Herman Melville’s Bartleby, the Scrivener: A Story of Wall Street is one of those stories you’re assigned in high school for reasons that remain unclear. At least I was confused as to why I was reading about one obstinate man. Yet, I remembered it better than other assignments. It’s got some ineffable sticky quality. Perhaps it’s one of those tales that applies to any era.
If I might posit one particular reason for why the short story endures, it’s this: There’s something fascinating about a calm, stubborn refusal of the expected production from a highly competent individual. People rely on other others following The Plan, not just for their production but for their own sanity.
Bartleby, the once-essential scrivener whose go-to phrase becomes, of course, “I’d prefer not to,” evokes so many emotions in his elderly lawyer boss, who, “from his youth upwards, has been filled with a profound conviction that the easiest way of life is the best.” Why is Bartleby making life difficult? To what end? Just who the hell does he think he is? As Melville writes, “Nothing so aggravates an earnest person as a passive resistance.”

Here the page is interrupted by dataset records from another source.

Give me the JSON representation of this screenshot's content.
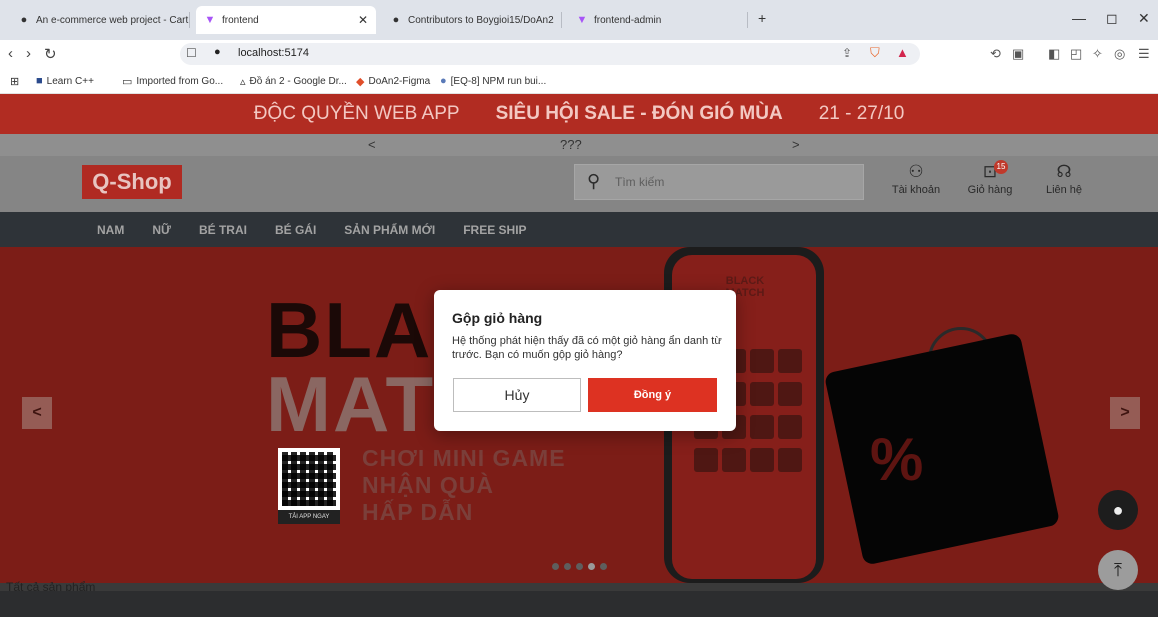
{
  "browser": {
    "tabs": [
      {
        "title": "An e-commerce web project - Cart in",
        "icon": "github-icon"
      },
      {
        "title": "frontend",
        "icon": "vite-icon",
        "active": true
      },
      {
        "title": "Contributors to Boygioi15/DoAn2",
        "icon": "github-icon"
      },
      {
        "title": "frontend-admin",
        "icon": "vite-icon"
      }
    ],
    "url": "localhost:5174",
    "bookmarks": [
      "Learn C++",
      "Imported from Go...",
      "Đồ án 2 - Google Dr...",
      "DoAn2-Figma",
      "[EQ-8] NPM run bui..."
    ]
  },
  "promo": {
    "left": "ĐỘC QUYỀN WEB APP",
    "center": "SIÊU HỘI SALE - ĐÓN GIÓ MÙA",
    "right": "21 - 27/10"
  },
  "strip": {
    "prev": "<",
    "text": "???",
    "next": ">"
  },
  "header": {
    "logo": "Q-Shop",
    "search_placeholder": "Tìm kiếm",
    "account": "Tài khoản",
    "cart": "Giỏ hàng",
    "cart_count": "15",
    "contact": "Liên hệ"
  },
  "menu": [
    "NAM",
    "NỮ",
    "BÉ TRAI",
    "BÉ GÁI",
    "SẢN PHẨM MỚI",
    "FREE SHIP"
  ],
  "banner": {
    "line1": "BLA",
    "line2": "MAT",
    "phone_title": "BLACK MATCH",
    "qr_label": "TẢI APP NGAY",
    "game1": "CHƠI MINI GAME",
    "game2": "NHẬN QUÀ",
    "game3": "HẤP DẪN",
    "prev": "<",
    "next": ">",
    "slides": 5,
    "active_slide": 4
  },
  "all_products": "Tất cả sản phẩm",
  "modal": {
    "title": "Gộp giỏ hàng",
    "message": "Hệ thống phát hiện thấy đã có một giỏ hàng ẩn danh từ trước. Bạn có muốn gộp giỏ hàng?",
    "cancel": "Hủy",
    "confirm": "Đồng ý"
  },
  "colors": {
    "accent": "#dd3222",
    "menu_bg": "#2e3338"
  }
}
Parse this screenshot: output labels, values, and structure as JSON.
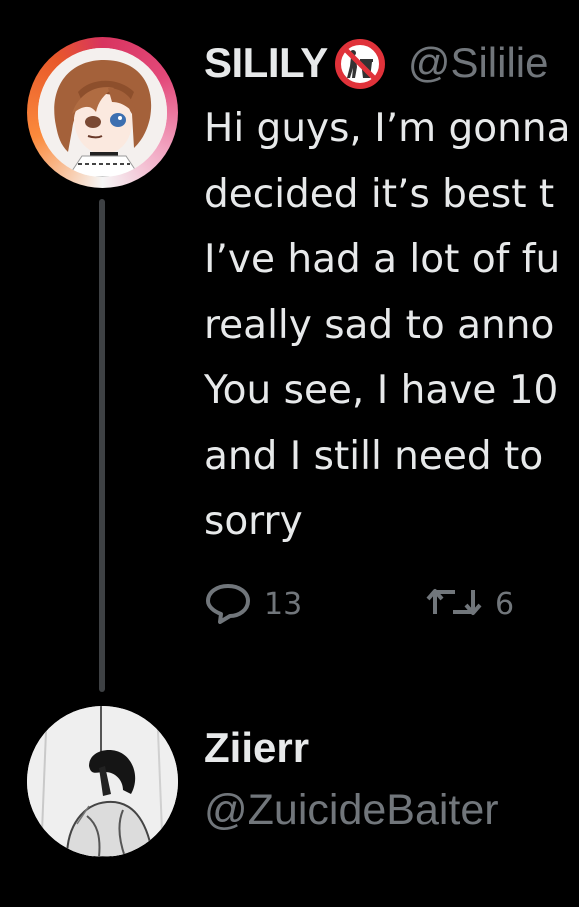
{
  "tweet": {
    "display_name": "SILILY",
    "badge_icon": "no-littering-icon",
    "handle": "@Sililie",
    "body_lines": [
      "Hi guys, I’m gonna",
      "decided it’s best t",
      "I’ve had a lot of fu",
      "really sad to anno",
      "You see, I have 10",
      "and I still need to",
      "sorry"
    ],
    "reply_count": "13",
    "retweet_count": "6"
  },
  "reply": {
    "display_name": "Ziierr",
    "handle": "@ZuicideBaiter"
  },
  "colors": {
    "background": "#000000",
    "text": "#e7e9ea",
    "secondary": "#71767b",
    "thread_line": "#3e4144"
  }
}
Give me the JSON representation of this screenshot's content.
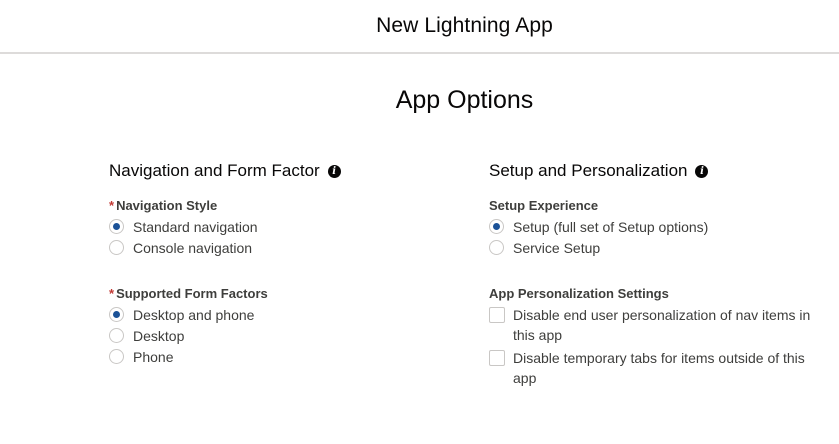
{
  "modal": {
    "title": "New Lightning App"
  },
  "section": {
    "title": "App Options"
  },
  "left": {
    "heading": "Navigation and Form Factor",
    "navigation_style": {
      "label": "Navigation Style",
      "required_mark": "*",
      "options": [
        {
          "label": "Standard navigation",
          "selected": true
        },
        {
          "label": "Console navigation",
          "selected": false
        }
      ]
    },
    "form_factors": {
      "label": "Supported Form Factors",
      "required_mark": "*",
      "options": [
        {
          "label": "Desktop and phone",
          "selected": true
        },
        {
          "label": "Desktop",
          "selected": false
        },
        {
          "label": "Phone",
          "selected": false
        }
      ]
    }
  },
  "right": {
    "heading": "Setup and Personalization",
    "setup_experience": {
      "label": "Setup Experience",
      "options": [
        {
          "label": "Setup (full set of Setup options)",
          "selected": true
        },
        {
          "label": "Service Setup",
          "selected": false
        }
      ]
    },
    "personalization": {
      "label": "App Personalization Settings",
      "options": [
        {
          "label": "Disable end user personalization of nav items in this app",
          "checked": false
        },
        {
          "label": "Disable temporary tabs for items outside of this app",
          "checked": false
        }
      ]
    }
  },
  "icons": {
    "info": "info-icon",
    "info_glyph": "i"
  },
  "colors": {
    "selected_radio": "#1b5297",
    "required": "#c23934"
  }
}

The lawyer depends on Bartleby, so the refusal makes him angry, sad, and sympathetic to a youth whose actions appear to be an act of self-harm. Yet the scrivener is simply implacable, with a code that cannot be cracked. Turns out, nothing can be done to stop a man from stopping himself. You can’t cajole and you certainly can’t coerce. To quote one angsty voice from the millennium’s turn, “You better get rid of that nine. It ain't gonna help. What good is it gonna do against a man that strangles himself?”
This season, when I’m watching ESPN and TNT pundits vent about Kyrie’s vaccine refusal and his related absence from Nets home games, I think back to Bartleby. The pundits are obsessed, they’re angry, they’re exasperated. Stephen A. even added “nausea” to the list, saying that Irving made him want to “throw up.” By not following The Plan, the Nets point guard is undermining a lot more than their faith in Brooklyn’s title chances.